The new fiduciary rule reinstates the previous 1975 regulation and its five-part test to define investment advice that was amended by the 2016 fiduciary rule. Currently, under section 3 (21) (A) (ii) of ERISA, a financial institution or investment professional is an investment advisory trustee to the extent that they “provide … investment advice in exchange for a fee or other compensation, direct or indirect, with respect to any money or other property of said plan, or has any authority to do so … “

Under the Department’s five-part test, for the advice to constitute “investment advice,” a financial institution or investment professional who is not a trustee under another statute provision must:

  1. Advise the plan on the value of securities or other property, or make recommendations on the advisability of investing, buying, or selling securities or other property.

  2. On a regular basis,

  3. Pursuant to an agreement, arrangement, or mutual understanding with the plan, the plan trustee, or the owner of the IRA, that

  4. The advice will serve as the primary basis for investment decisions regarding plan assets or IRA, and that

  5. Counseling will be individualized based on the particular needs of the plan or IRA.

Under 29 CFR § 2509.96 (d), the DOL provides examples of investment-related information and materials that would not be “investment advice” under ERISA.

However, this new rule does not affect the status of a financial institution or investment professional as an Investment Advisory Trustee, if the financial institution or investment professional has discretionary authority over an ERISA-covered plan.

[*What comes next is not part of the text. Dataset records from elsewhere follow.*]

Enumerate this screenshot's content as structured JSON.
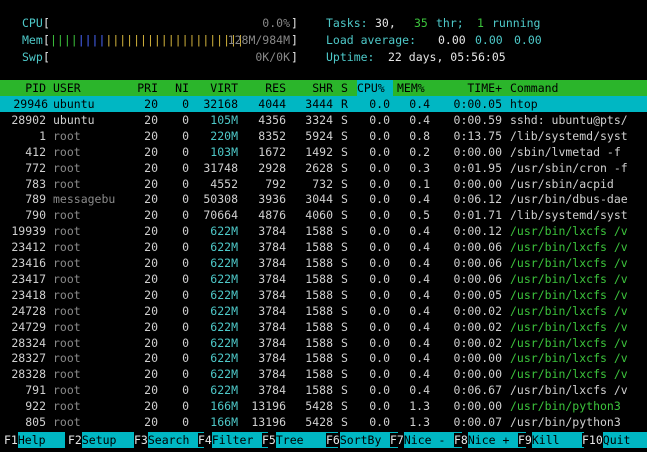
{
  "meters": {
    "cpu": {
      "label": "CPU",
      "value": "0.0%"
    },
    "mem": {
      "label": "Mem",
      "value": "128M/984M"
    },
    "swp": {
      "label": "Swp",
      "value": "0K/0K"
    }
  },
  "summary": {
    "tasks_label": "Tasks:",
    "tasks_value": "30,",
    "thr_value": "35",
    "thr_label": "thr;",
    "running_value": "1",
    "running_label": "running",
    "load_label": "Load average:",
    "load1": "0.00",
    "load5": "0.00",
    "load15": "0.00",
    "uptime_label": "Uptime:",
    "uptime_value": "22 days, 05:56:05"
  },
  "columns": {
    "pid": "PID",
    "user": "USER",
    "pri": "PRI",
    "ni": "NI",
    "virt": "VIRT",
    "res": "RES",
    "shr": "SHR",
    "s": "S",
    "cpu": "CPU%",
    "mem": "MEM%",
    "time": "TIME+",
    "cmd": "Command"
  },
  "processes": [
    {
      "pid": "29946",
      "user": "ubuntu",
      "pri": "20",
      "ni": "0",
      "virt": "32168",
      "res": "4044",
      "shr": "3444",
      "s": "R",
      "cpu": "0.0",
      "mem": "0.4",
      "time": "0:00.05",
      "cmd": "htop",
      "selected": true
    },
    {
      "pid": "28902",
      "user": "ubuntu",
      "pri": "20",
      "ni": "0",
      "virt": "105M",
      "res": "4356",
      "shr": "3324",
      "s": "S",
      "cpu": "0.0",
      "mem": "0.4",
      "time": "0:00.59",
      "cmd": "sshd: ubuntu@pts/"
    },
    {
      "pid": "1",
      "user": "root",
      "pri": "20",
      "ni": "0",
      "virt": "220M",
      "res": "8352",
      "shr": "5924",
      "s": "S",
      "cpu": "0.0",
      "mem": "0.8",
      "time": "0:13.75",
      "cmd": "/lib/systemd/syst"
    },
    {
      "pid": "412",
      "user": "root",
      "pri": "20",
      "ni": "0",
      "virt": "103M",
      "res": "1672",
      "shr": "1492",
      "s": "S",
      "cpu": "0.0",
      "mem": "0.2",
      "time": "0:00.00",
      "cmd": "/sbin/lvmetad -f"
    },
    {
      "pid": "772",
      "user": "root",
      "pri": "20",
      "ni": "0",
      "virt": "31748",
      "res": "2928",
      "shr": "2628",
      "s": "S",
      "cpu": "0.0",
      "mem": "0.3",
      "time": "0:01.95",
      "cmd": "/usr/sbin/cron -f"
    },
    {
      "pid": "783",
      "user": "root",
      "pri": "20",
      "ni": "0",
      "virt": "4552",
      "res": "792",
      "shr": "732",
      "s": "S",
      "cpu": "0.0",
      "mem": "0.1",
      "time": "0:00.00",
      "cmd": "/usr/sbin/acpid"
    },
    {
      "pid": "789",
      "user": "messagebu",
      "pri": "20",
      "ni": "0",
      "virt": "50308",
      "res": "3936",
      "shr": "3044",
      "s": "S",
      "cpu": "0.0",
      "mem": "0.4",
      "time": "0:06.12",
      "cmd": "/usr/bin/dbus-dae"
    },
    {
      "pid": "790",
      "user": "root",
      "pri": "20",
      "ni": "0",
      "virt": "70664",
      "res": "4876",
      "shr": "4060",
      "s": "S",
      "cpu": "0.0",
      "mem": "0.5",
      "time": "0:01.71",
      "cmd": "/lib/systemd/syst"
    },
    {
      "pid": "19939",
      "user": "root",
      "pri": "20",
      "ni": "0",
      "virt": "622M",
      "res": "3784",
      "shr": "1588",
      "s": "S",
      "cpu": "0.0",
      "mem": "0.4",
      "time": "0:00.12",
      "cmd": "/usr/bin/lxcfs /v",
      "thread": true
    },
    {
      "pid": "23412",
      "user": "root",
      "pri": "20",
      "ni": "0",
      "virt": "622M",
      "res": "3784",
      "shr": "1588",
      "s": "S",
      "cpu": "0.0",
      "mem": "0.4",
      "time": "0:00.06",
      "cmd": "/usr/bin/lxcfs /v",
      "thread": true
    },
    {
      "pid": "23416",
      "user": "root",
      "pri": "20",
      "ni": "0",
      "virt": "622M",
      "res": "3784",
      "shr": "1588",
      "s": "S",
      "cpu": "0.0",
      "mem": "0.4",
      "time": "0:00.06",
      "cmd": "/usr/bin/lxcfs /v",
      "thread": true
    },
    {
      "pid": "23417",
      "user": "root",
      "pri": "20",
      "ni": "0",
      "virt": "622M",
      "res": "3784",
      "shr": "1588",
      "s": "S",
      "cpu": "0.0",
      "mem": "0.4",
      "time": "0:00.06",
      "cmd": "/usr/bin/lxcfs /v",
      "thread": true
    },
    {
      "pid": "23418",
      "user": "root",
      "pri": "20",
      "ni": "0",
      "virt": "622M",
      "res": "3784",
      "shr": "1588",
      "s": "S",
      "cpu": "0.0",
      "mem": "0.4",
      "time": "0:00.05",
      "cmd": "/usr/bin/lxcfs /v",
      "thread": true
    },
    {
      "pid": "24728",
      "user": "root",
      "pri": "20",
      "ni": "0",
      "virt": "622M",
      "res": "3784",
      "shr": "1588",
      "s": "S",
      "cpu": "0.0",
      "mem": "0.4",
      "time": "0:00.02",
      "cmd": "/usr/bin/lxcfs /v",
      "thread": true
    },
    {
      "pid": "24729",
      "user": "root",
      "pri": "20",
      "ni": "0",
      "virt": "622M",
      "res": "3784",
      "shr": "1588",
      "s": "S",
      "cpu": "0.0",
      "mem": "0.4",
      "time": "0:00.02",
      "cmd": "/usr/bin/lxcfs /v",
      "thread": true
    },
    {
      "pid": "28324",
      "user": "root",
      "pri": "20",
      "ni": "0",
      "virt": "622M",
      "res": "3784",
      "shr": "1588",
      "s": "S",
      "cpu": "0.0",
      "mem": "0.4",
      "time": "0:00.02",
      "cmd": "/usr/bin/lxcfs /v",
      "thread": true
    },
    {
      "pid": "28327",
      "user": "root",
      "pri": "20",
      "ni": "0",
      "virt": "622M",
      "res": "3784",
      "shr": "1588",
      "s": "S",
      "cpu": "0.0",
      "mem": "0.4",
      "time": "0:00.00",
      "cmd": "/usr/bin/lxcfs /v",
      "thread": true
    },
    {
      "pid": "28328",
      "user": "root",
      "pri": "20",
      "ni": "0",
      "virt": "622M",
      "res": "3784",
      "shr": "1588",
      "s": "S",
      "cpu": "0.0",
      "mem": "0.4",
      "time": "0:00.00",
      "cmd": "/usr/bin/lxcfs /v",
      "thread": true
    },
    {
      "pid": "791",
      "user": "root",
      "pri": "20",
      "ni": "0",
      "virt": "622M",
      "res": "3784",
      "shr": "1588",
      "s": "S",
      "cpu": "0.0",
      "mem": "0.4",
      "time": "0:06.67",
      "cmd": "/usr/bin/lxcfs /v"
    },
    {
      "pid": "922",
      "user": "root",
      "pri": "20",
      "ni": "0",
      "virt": "166M",
      "res": "13196",
      "shr": "5428",
      "s": "S",
      "cpu": "0.0",
      "mem": "1.3",
      "time": "0:00.00",
      "cmd": "/usr/bin/python3",
      "thread": true
    },
    {
      "pid": "805",
      "user": "root",
      "pri": "20",
      "ni": "0",
      "virt": "166M",
      "res": "13196",
      "shr": "5428",
      "s": "S",
      "cpu": "0.0",
      "mem": "1.3",
      "time": "0:00.07",
      "cmd": "/usr/bin/python3"
    }
  ],
  "fkeys": [
    {
      "key": "F1",
      "label": "Help"
    },
    {
      "key": "F2",
      "label": "Setup"
    },
    {
      "key": "F3",
      "label": "Search"
    },
    {
      "key": "F4",
      "label": "Filter"
    },
    {
      "key": "F5",
      "label": "Tree"
    },
    {
      "key": "F6",
      "label": "SortBy"
    },
    {
      "key": "F7",
      "label": "Nice -"
    },
    {
      "key": "F8",
      "label": "Nice +"
    },
    {
      "key": "F9",
      "label": "Kill"
    },
    {
      "key": "F10",
      "label": "Quit"
    }
  ],
  "colors": {
    "header_bg": "#2bb52b",
    "selected_bg": "#00b7c3",
    "accent": "#4ec9c9"
  }
}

It is not necessary to apply the five-part test to determine the status of the financial institution or investment professional as an Investment Advisory Trustee.

The US Department of Labor also announced that it is proposing a new exemption for investment advisory trustees.

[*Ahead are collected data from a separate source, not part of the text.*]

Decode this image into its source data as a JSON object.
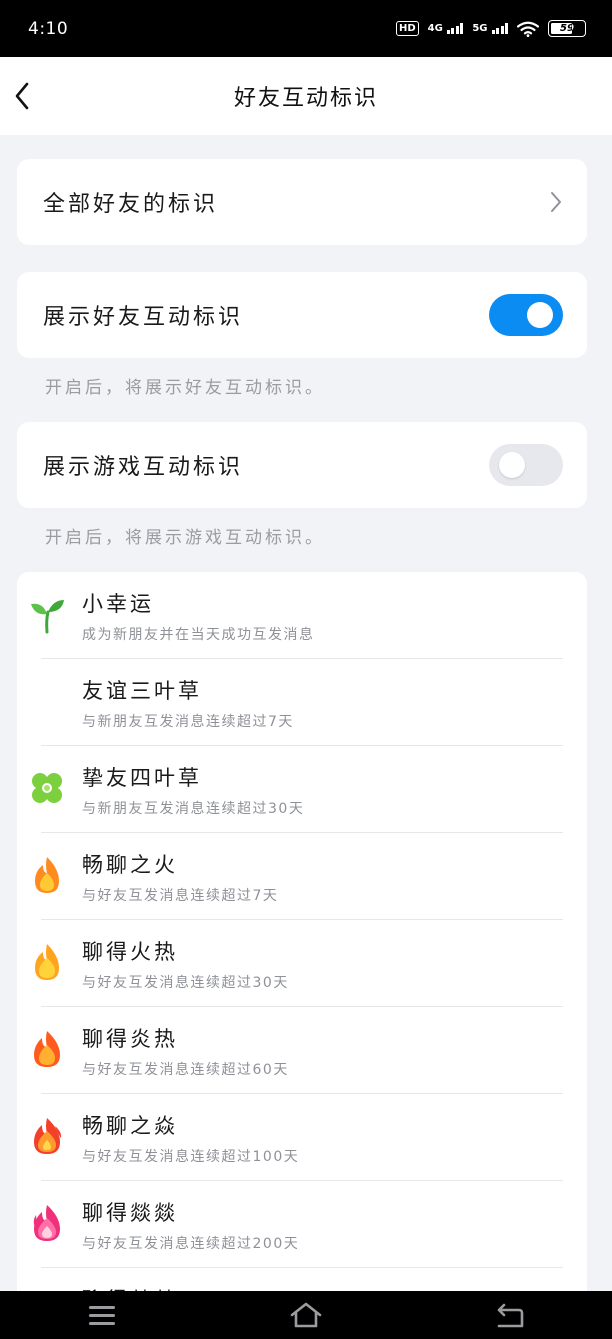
{
  "status_bar": {
    "time": "4:10",
    "hd": "HD",
    "sim1": "4G",
    "sim2": "5G",
    "battery": "59"
  },
  "header": {
    "title": "好友互动标识"
  },
  "all_badges_row": {
    "label": "全部好友的标识"
  },
  "friend_toggle": {
    "label": "展示好友互动标识",
    "enabled": true,
    "hint": "开启后，将展示好友互动标识。"
  },
  "game_toggle": {
    "label": "展示游戏互动标识",
    "enabled": false,
    "hint": "开启后，将展示游戏互动标识。"
  },
  "badges": [
    {
      "name": "小幸运",
      "desc": "成为新朋友并在当天成功互发消息",
      "icon": "sprout-icon"
    },
    {
      "name": "友谊三叶草",
      "desc": "与新朋友互发消息连续超过7天",
      "icon": "none"
    },
    {
      "name": "挚友四叶草",
      "desc": "与新朋友互发消息连续超过30天",
      "icon": "clover-icon"
    },
    {
      "name": "畅聊之火",
      "desc": "与好友互发消息连续超过7天",
      "icon": "flame-small-icon"
    },
    {
      "name": "聊得火热",
      "desc": "与好友互发消息连续超过30天",
      "icon": "flame-yellow-icon"
    },
    {
      "name": "聊得炎热",
      "desc": "与好友互发消息连续超过60天",
      "icon": "flame-orange-icon"
    },
    {
      "name": "畅聊之焱",
      "desc": "与好友互发消息连续超过100天",
      "icon": "flame-red-icon"
    },
    {
      "name": "聊得燚燚",
      "desc": "与好友互发消息连续超过200天",
      "icon": "flame-pink-icon"
    },
    {
      "name": "聊得燚燚",
      "desc": "",
      "icon": "none"
    }
  ],
  "colors": {
    "accent": "#0b8cf2",
    "background": "#f2f3f7"
  }
}
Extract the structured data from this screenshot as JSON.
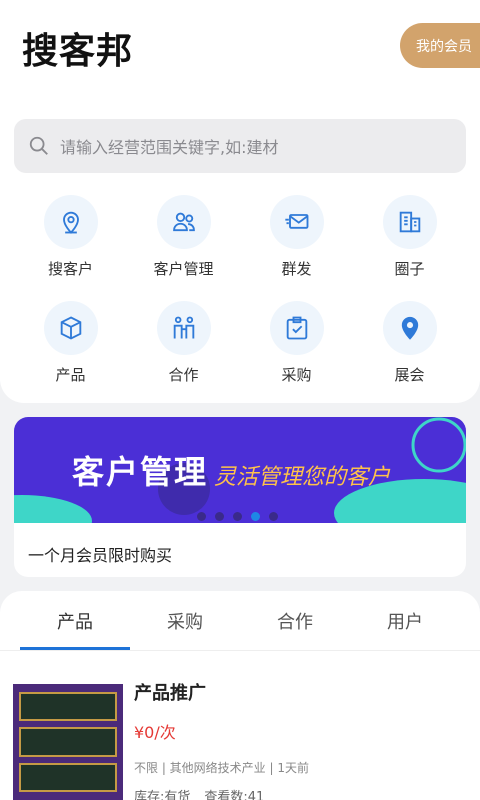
{
  "app": {
    "title": "搜客邦",
    "member_label": "我的会员"
  },
  "search": {
    "placeholder": "请输入经营范围关键字,如:建材"
  },
  "grid": [
    {
      "label": "搜客户",
      "icon": "location-search-icon"
    },
    {
      "label": "客户管理",
      "icon": "users-icon"
    },
    {
      "label": "群发",
      "icon": "mail-send-icon"
    },
    {
      "label": "圈子",
      "icon": "building-icon"
    },
    {
      "label": "产品",
      "icon": "box-icon"
    },
    {
      "label": "合作",
      "icon": "handshake-icon"
    },
    {
      "label": "采购",
      "icon": "clipboard-check-icon"
    },
    {
      "label": "展会",
      "icon": "map-pin-icon"
    }
  ],
  "banner": {
    "title": "客户管理",
    "subtitle": "灵活管理您的客户",
    "caption": "一个月会员限时购买",
    "active_dot": 3
  },
  "tabs": [
    {
      "label": "产品"
    },
    {
      "label": "采购"
    },
    {
      "label": "合作"
    },
    {
      "label": "用户"
    }
  ],
  "product": {
    "title": "产品推广",
    "price": "¥0/次",
    "meta": "不限 | 其他网络技术产业 | 1天前",
    "stock": "库存:有货",
    "views": "查看数:41"
  },
  "colors": {
    "accent": "#1e73d8",
    "member": "#d2a36c",
    "price": "#e53935",
    "banner_bg": "#4b2fd6"
  }
}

In a Federal Register notice of July 7, 2020, the DOL’s proposed exemption “would allow investment advisory trustees under ERISA and the Code to receive compensation, including as a result of advice to transfer assets from a Plan to a IRA, and engage in major transactions, which would otherwise violate ERISA’s prohibited transactions provisions and the Code. “

“The exemption would apply to registered investment advisers, brokers, banks, insurance companies and their employees, agents and representatives who are investment advisory fiduciaries. The exemption would include protective conditions designed to safeguard the interests of the Plans, participants and beneficiaries, and IRA owners. “

Background on Fiduciary Rules Litigation

In previous litigation, the US Chamber of Commerce, the American Council of Life Insurers, and the Indexed Annuities Leadership Council filed lawsuits against the “Fiduciary Rule” enacted by the Department of Labor (DOL) in April 2016.

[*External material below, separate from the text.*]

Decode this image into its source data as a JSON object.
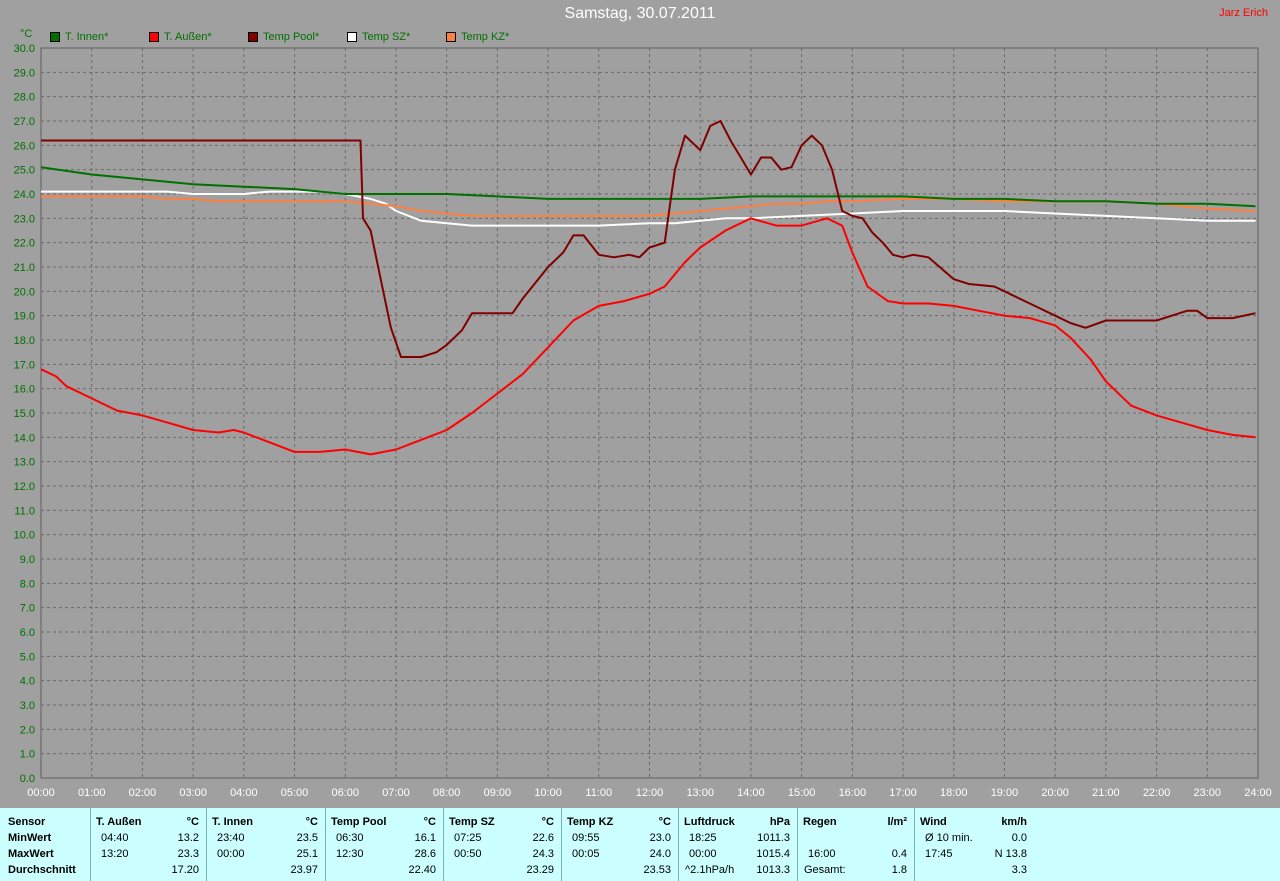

The Trust Rule was a package of seven different rules that broadly reinterpreted the term “investment advisory trustee” and redefined the exemptions to the trustee provisions in the Employee Retirement Income Security Act of 1974. .

The challenges presented by the three business groups, which were later consolidated into a single case, alleged the following:

(a) the inconsistency of the Rule with the current statutes,

(b) the DOL’s overreaching to regulate services and providers beyond its authority,

(c) the imposition by the DOL of contractual terms not legally authorized to enforce the new regulations,

(d) Violations of the First Amendment, and

(e) the arbitrary and capricious treatment of the Rule of variable and fixed indexed annuities.

The United States Court of Appeals for the Fifth Circuit (No. 17-10238) found merit in these objections and, as a result, overturned the district court’s decision, which had rejected the challenges.

The June 2020 DOL guidance regarding the term “Investment Advisory Trustee” responds to the 2018 appellate court ruling.

In March 2018, we wrote an article titled “Judicial Direction ERISA Fiduciary Responsibilities,” which discussed two court rulings addressing fiduciary requirements related to the Employee Retirement Income Security Act of 1974 (“ERISA”). The United States Department of Labor had announced that it would no longer enforce the 2016 fiduciary rule. At that time, the future of the fiduciary rule remained uncertain.